Rows 489-491: “Furthermore, it needs to be added that podocytes are not necessarily the only source of HPSE in the kidneys and infected glomerular endothelial cells could also contribute to the overall HPSE levels during acute HFRS.”

 

In addition, some minor points should be improved: In table 1 the last row is empty and should be removed. The term „live HTNV“ (figure 4A and its legend) is not really correct. Viruses do not live. I would prefer „replication competent virus“ , „non-inactivated virus“ or simply „HTNV“.

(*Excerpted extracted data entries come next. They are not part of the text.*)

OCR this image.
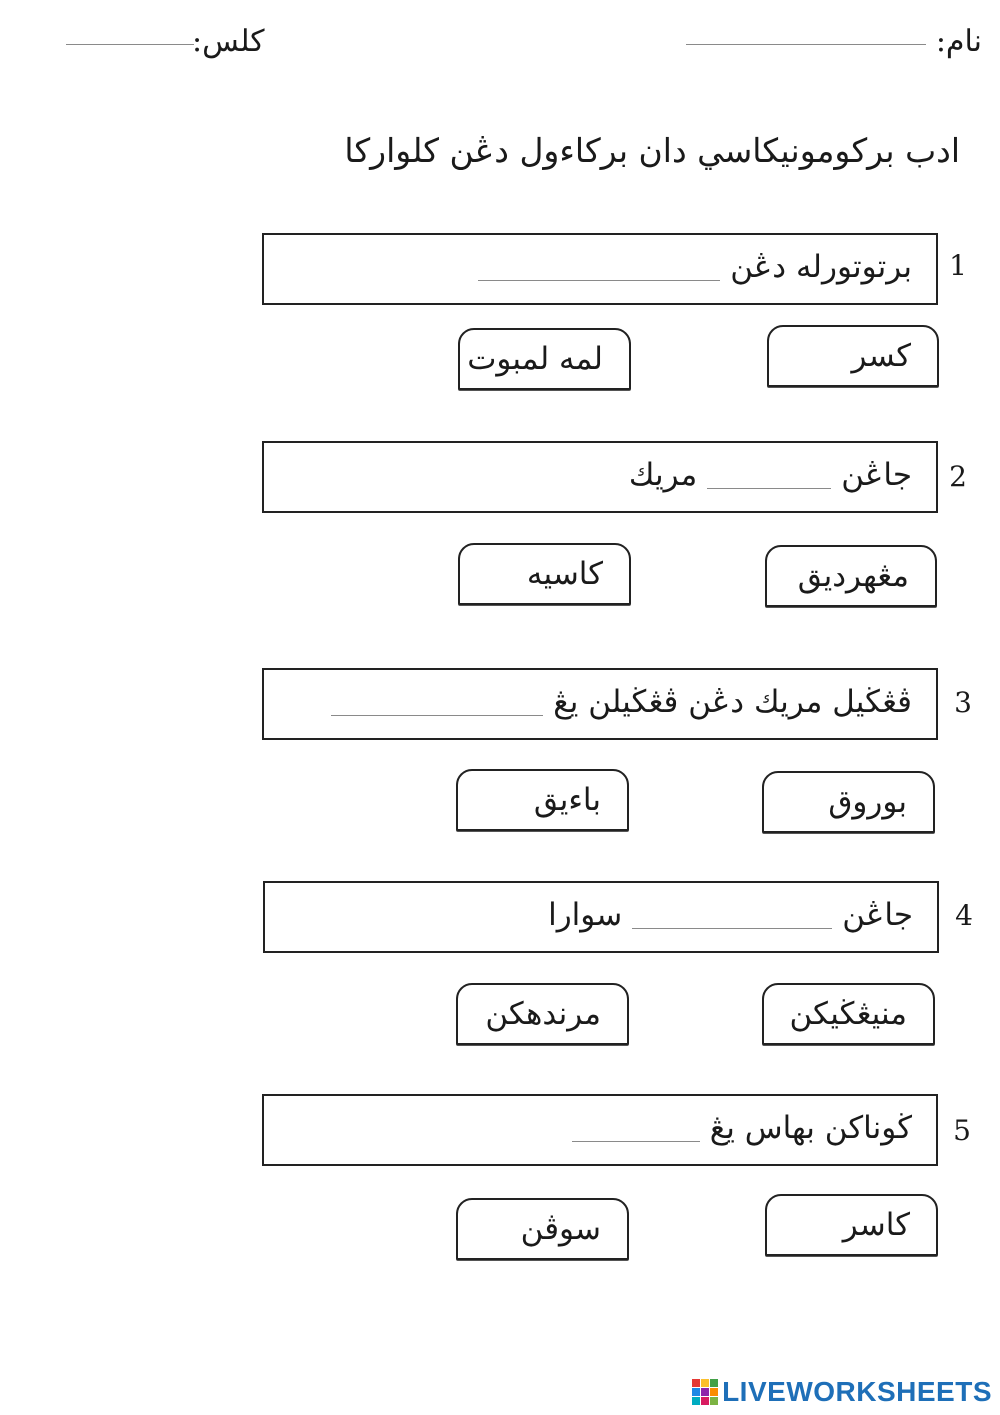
نام:
كلس:
ادب بركومونيكاسي دان بركاءول دڠن كلواركا
1
برتوتورله دڠن
كسر
لمه لمبوت
2
جاڠن
مريك
مڠهرديق
كاسيه
3
ڤڠڬيل مريك دڠن ڤڠڬيلن يڠ
بوروق
باءيق
4
جاڠن
سوارا
منيڠڬيكن
مرندهكن
5
ڬوناكن بهاس يڠ
كاسر
سوڤن
LIVEWORKSHEETS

RESPONSE: The figure text has been adapted to simply HTNV.

Round 2

Reviewer 1 Report

They authors have have responded to all major concerns.

Author Response

Thank you!

Reviewer 2 Report

Great work! Pleasure to read!

As a final point, I would suggest including the authors' response to "MAP and disease severity"  (last major comment) in the limitations section, including the rationale for why this analysis is still important.

Author Response

Thank you!

We added the following to the end of discussion (rows 473-482):

"Another clinical parameter describing disease severity in this study was minimum MAP. Hypotonic shock is the most common cause of death in the more severe forms of HFRS, but the patients included in this study did not suffer from hemodynamic failure or hypotonia and only 5 out of 56 patients had minimum MAP below 70 mmHg during hospital stay. This indicates that our patient cohort had a relatively mild course of HFRS, which is typical for PUUV infections. Thus, while low MAP is not necessarily important for the pathogenesis of PUUV-caused HFRS, we feel that its prominence in the more severe forms of the disease justifies its inclusion as one of the clinical parameters also in our analysis. This can hopefully indirectly provide insight of the possible role of currently measured parameters HPSE and syndecan-1 also in more severe HFRS.